Detection Methods for CVE-2025-27720
Indicators of Compromise
- Unencrypted HTTP traffic containing authentication parameters to the Osirix MD Web Portal
- Unusual login patterns or access from unexpected IP addresses
- Multiple failed authentication attempts followed by successful logins from different source IPs
- Network traffic analysis revealing credential data in plaintext
Detection Strategies
- Monitor network traffic for unencrypted HTTP requests to the Osirix MD Web Portal containing credential parameters
- Implement network intrusion detection systems (IDS) with rules to alert on cleartext credential transmission
- Review authentication logs for anomalous login patterns that may indicate credential theft
- Deploy SSL/TLS inspection to identify any unencrypted authentication traffic within the network
Monitoring Recommendations
- Enable comprehensive logging on the Osirix MD Web Portal and forward logs to a SIEM solution
- Monitor for authentication events from unusual geographic locations or IP ranges
- Implement network traffic analysis to detect potential man-in-the-middle attack indicators
- Review access patterns to medical imaging data for unauthorized access attempts
How to Mitigate CVE-2025-27720
Immediate Actions Required
- Contact Pixmeo through their official contact page to inquire about available patches or updates
- Implement network segmentation to isolate the Osirix MD Web Portal from untrusted network segments
- Deploy a reverse proxy with TLS termination to encrypt traffic to the Web Portal
- Review the CISA ICS Medical Advisory for additional guidance
- Audit access logs to identify any potential unauthorized access
Patch Information
Organizations should consult the CISA ICS Medical Advisory (ICSMA-25-128-01) for the latest patch information and vendor guidance.
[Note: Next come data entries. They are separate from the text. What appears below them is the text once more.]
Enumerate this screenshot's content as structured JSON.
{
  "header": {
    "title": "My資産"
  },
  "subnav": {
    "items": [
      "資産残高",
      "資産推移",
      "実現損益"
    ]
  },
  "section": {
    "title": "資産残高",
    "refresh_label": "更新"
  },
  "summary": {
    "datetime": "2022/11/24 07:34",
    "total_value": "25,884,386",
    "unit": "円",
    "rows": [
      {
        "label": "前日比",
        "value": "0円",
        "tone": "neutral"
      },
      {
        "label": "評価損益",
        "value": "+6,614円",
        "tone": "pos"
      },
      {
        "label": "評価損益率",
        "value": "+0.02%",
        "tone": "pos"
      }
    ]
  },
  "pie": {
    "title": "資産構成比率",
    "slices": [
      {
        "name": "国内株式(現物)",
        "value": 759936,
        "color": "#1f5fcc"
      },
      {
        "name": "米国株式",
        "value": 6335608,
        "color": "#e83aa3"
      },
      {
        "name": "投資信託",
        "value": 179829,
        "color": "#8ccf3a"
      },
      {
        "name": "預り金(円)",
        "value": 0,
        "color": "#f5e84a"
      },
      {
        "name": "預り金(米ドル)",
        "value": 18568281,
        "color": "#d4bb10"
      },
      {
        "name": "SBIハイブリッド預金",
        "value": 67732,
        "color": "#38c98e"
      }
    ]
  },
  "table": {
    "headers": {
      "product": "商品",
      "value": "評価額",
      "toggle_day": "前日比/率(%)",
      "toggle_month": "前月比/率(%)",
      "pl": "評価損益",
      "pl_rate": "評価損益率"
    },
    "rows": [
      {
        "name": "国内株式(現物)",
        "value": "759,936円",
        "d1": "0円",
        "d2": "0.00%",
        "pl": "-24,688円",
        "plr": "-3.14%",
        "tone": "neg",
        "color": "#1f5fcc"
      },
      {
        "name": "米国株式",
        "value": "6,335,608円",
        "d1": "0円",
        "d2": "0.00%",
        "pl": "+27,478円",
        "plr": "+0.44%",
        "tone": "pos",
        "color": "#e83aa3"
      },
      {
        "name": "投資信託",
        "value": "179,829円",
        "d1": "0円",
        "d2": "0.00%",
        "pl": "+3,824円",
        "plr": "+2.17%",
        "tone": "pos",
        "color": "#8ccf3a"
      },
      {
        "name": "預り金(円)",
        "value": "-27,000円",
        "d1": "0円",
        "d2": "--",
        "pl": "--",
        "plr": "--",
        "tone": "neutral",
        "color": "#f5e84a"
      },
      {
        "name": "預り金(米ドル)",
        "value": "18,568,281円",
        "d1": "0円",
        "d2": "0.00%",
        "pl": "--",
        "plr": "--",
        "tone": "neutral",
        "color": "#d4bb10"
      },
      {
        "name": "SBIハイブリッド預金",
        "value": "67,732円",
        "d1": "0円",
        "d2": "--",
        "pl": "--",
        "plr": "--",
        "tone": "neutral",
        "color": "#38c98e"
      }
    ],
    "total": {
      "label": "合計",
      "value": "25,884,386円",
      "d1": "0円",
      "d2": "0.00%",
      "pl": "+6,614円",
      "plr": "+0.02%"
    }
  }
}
Contact Pixmeo directly through their official channels to obtain security updates. Additional product information is available on the Osirix MD product page.
Workarounds
- Deploy the Osirix MD Web Portal behind a TLS-terminating reverse proxy (e.g., nginx, Apache, or a web application firewall) to encrypt all client communications
- Implement strict network access controls limiting access to the Web Portal to trusted IP ranges only
- Use VPN connections for remote access to the Web Portal to provide an encrypted tunnel
- Enable monitoring and alerting for any unencrypted authentication attempts
- Consider temporarily disabling Web Portal access if the risk is deemed unacceptable until a proper fix is available
# Example nginx reverse proxy configuration with TLS
# Place this configuration in front of the Osirix MD Web Portal
server {
listen 443 ssl;
server_name osirix-portal.example.com;
ssl_certificate /etc/nginx/ssl/osirix-portal.crt;
ssl_certificate_key /etc/nginx/ssl/osirix-portal.key;
ssl_protocols TLSv1.2 TLSv1.3;
ssl_ciphers HIGH:!aNULL:!MD5;
location / {
proxy_pass http://internal-osirix-portal:80;
proxy_set_header Host $host;
proxy_set_header X-Real-IP $remote_addr;
proxy_set_header X-Forwarded-Proto https;
}
}
# Redirect HTTP to HTTPS
server {
listen 80;
server_name osirix-portal.example.com;
return 301 https://$server_name$request_uri;
}
Disclaimer: This content was generated using AI. While we strive for accuracy, please verify critical information with official sources.